Lore also notes any adjustments she makes; if her weight is a little higher, she might adjust her pills, and she records all of that, Dr. Barghash explains, adding, “She requests that all blood-work results are communicated with her so she can keep a record of them.” Lore also communicates regularly with her doctors, letting them know if anything feels the slightest bit off. “This way, we can address issues as they come up, which is essential after receiving a heart transplant,” says Dr. Barghash. “Diligence, adherence with medications and follow-up care, and open communication between the patient and their medical team are the keys to success after heart transplantation.”

For her part, Lore credits her Mount Sinai team. “My doctors and nurses are all wonderful,” she explains. “And I got a young heart, which really helps.” Studies show that receiving a heart transplant from donors under age 40 are associated with better outcomes.

Before the transplant, Lore was quite ill: “My husband had to push me up the stairs; I could barely walk.” But once she recuperated, Lore was back to her old self. “I was running up and down the stairs, not just walking.”

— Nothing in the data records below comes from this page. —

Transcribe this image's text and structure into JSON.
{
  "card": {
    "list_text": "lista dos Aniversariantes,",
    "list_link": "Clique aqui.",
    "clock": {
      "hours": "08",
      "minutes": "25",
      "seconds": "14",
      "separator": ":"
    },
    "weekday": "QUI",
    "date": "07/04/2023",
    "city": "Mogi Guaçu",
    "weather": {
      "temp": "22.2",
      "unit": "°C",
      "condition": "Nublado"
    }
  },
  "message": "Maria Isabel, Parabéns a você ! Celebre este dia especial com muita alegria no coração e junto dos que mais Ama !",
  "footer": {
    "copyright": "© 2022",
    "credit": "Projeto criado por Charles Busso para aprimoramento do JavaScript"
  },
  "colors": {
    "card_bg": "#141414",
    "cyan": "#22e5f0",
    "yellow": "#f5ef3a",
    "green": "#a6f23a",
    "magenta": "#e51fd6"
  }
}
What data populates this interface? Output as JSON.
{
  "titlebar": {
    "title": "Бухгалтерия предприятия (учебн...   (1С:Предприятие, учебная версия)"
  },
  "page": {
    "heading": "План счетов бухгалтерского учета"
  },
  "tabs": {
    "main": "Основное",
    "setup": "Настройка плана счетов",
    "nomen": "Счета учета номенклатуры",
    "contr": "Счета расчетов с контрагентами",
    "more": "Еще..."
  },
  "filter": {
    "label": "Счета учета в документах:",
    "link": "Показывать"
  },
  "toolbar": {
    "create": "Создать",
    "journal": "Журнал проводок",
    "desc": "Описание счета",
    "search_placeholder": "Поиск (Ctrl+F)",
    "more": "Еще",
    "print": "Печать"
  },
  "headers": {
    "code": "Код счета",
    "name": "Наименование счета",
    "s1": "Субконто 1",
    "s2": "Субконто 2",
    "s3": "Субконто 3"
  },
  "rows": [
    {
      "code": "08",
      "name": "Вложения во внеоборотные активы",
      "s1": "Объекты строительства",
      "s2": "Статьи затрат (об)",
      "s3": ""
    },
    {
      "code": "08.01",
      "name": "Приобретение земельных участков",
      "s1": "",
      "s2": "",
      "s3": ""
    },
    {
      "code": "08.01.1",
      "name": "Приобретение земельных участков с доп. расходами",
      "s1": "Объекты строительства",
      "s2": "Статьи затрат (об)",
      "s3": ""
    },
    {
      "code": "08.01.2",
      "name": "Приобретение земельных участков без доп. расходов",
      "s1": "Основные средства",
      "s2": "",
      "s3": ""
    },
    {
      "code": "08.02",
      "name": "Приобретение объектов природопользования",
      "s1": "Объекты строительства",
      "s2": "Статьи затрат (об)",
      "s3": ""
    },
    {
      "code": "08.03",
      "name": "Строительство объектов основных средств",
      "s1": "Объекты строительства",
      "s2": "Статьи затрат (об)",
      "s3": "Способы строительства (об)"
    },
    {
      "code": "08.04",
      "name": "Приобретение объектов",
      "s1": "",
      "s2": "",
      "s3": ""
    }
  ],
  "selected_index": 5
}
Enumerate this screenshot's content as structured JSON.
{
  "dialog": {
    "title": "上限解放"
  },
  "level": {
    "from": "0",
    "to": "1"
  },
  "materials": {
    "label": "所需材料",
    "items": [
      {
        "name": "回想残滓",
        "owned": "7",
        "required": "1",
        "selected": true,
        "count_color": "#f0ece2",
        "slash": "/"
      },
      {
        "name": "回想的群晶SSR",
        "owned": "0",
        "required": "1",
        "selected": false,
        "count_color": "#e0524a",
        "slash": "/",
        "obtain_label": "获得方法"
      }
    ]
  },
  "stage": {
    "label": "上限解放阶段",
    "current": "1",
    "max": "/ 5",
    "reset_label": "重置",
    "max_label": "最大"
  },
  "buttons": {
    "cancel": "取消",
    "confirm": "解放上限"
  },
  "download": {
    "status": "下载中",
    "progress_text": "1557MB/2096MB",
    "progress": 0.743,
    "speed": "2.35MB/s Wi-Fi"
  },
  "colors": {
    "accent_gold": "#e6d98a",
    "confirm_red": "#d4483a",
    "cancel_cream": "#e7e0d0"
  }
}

She got back to some of her favorite activities, singing German folk songs and cooking for her husband and loved ones. “Cooking makes me happy,” she says. Karl appreciates it too. “What makes her happy makes me happy,” he explains.

That joy is apparent to Dr. Barghash. “Lore and her husband are just so in love with each other and so dedicated to each other.”

The past 30 years have been full of joy. Lore has spent plenty of time with her three daughters and son, who visit regularly from their homes in New Jersey, Brooklyn, and the West Coast. When the family gets together—and sometimes when it is just the two of them—Lore sings, accompanied by Karl on the accordion. The couple has taken several trips to Germany and even a cruise through Europe. Lore is also very involved with the local German club. “I used to help make 700 pounds of potatoes every year for Oktoberfest,” she says. Recently, she has stepped back and is just helping to peel the potatoes—almost a third of a ton of them.

Lore and Karl have slowed down a bit over the years, but are looking forward to many more healthy years of singing and sharing salt-free food with friends and family.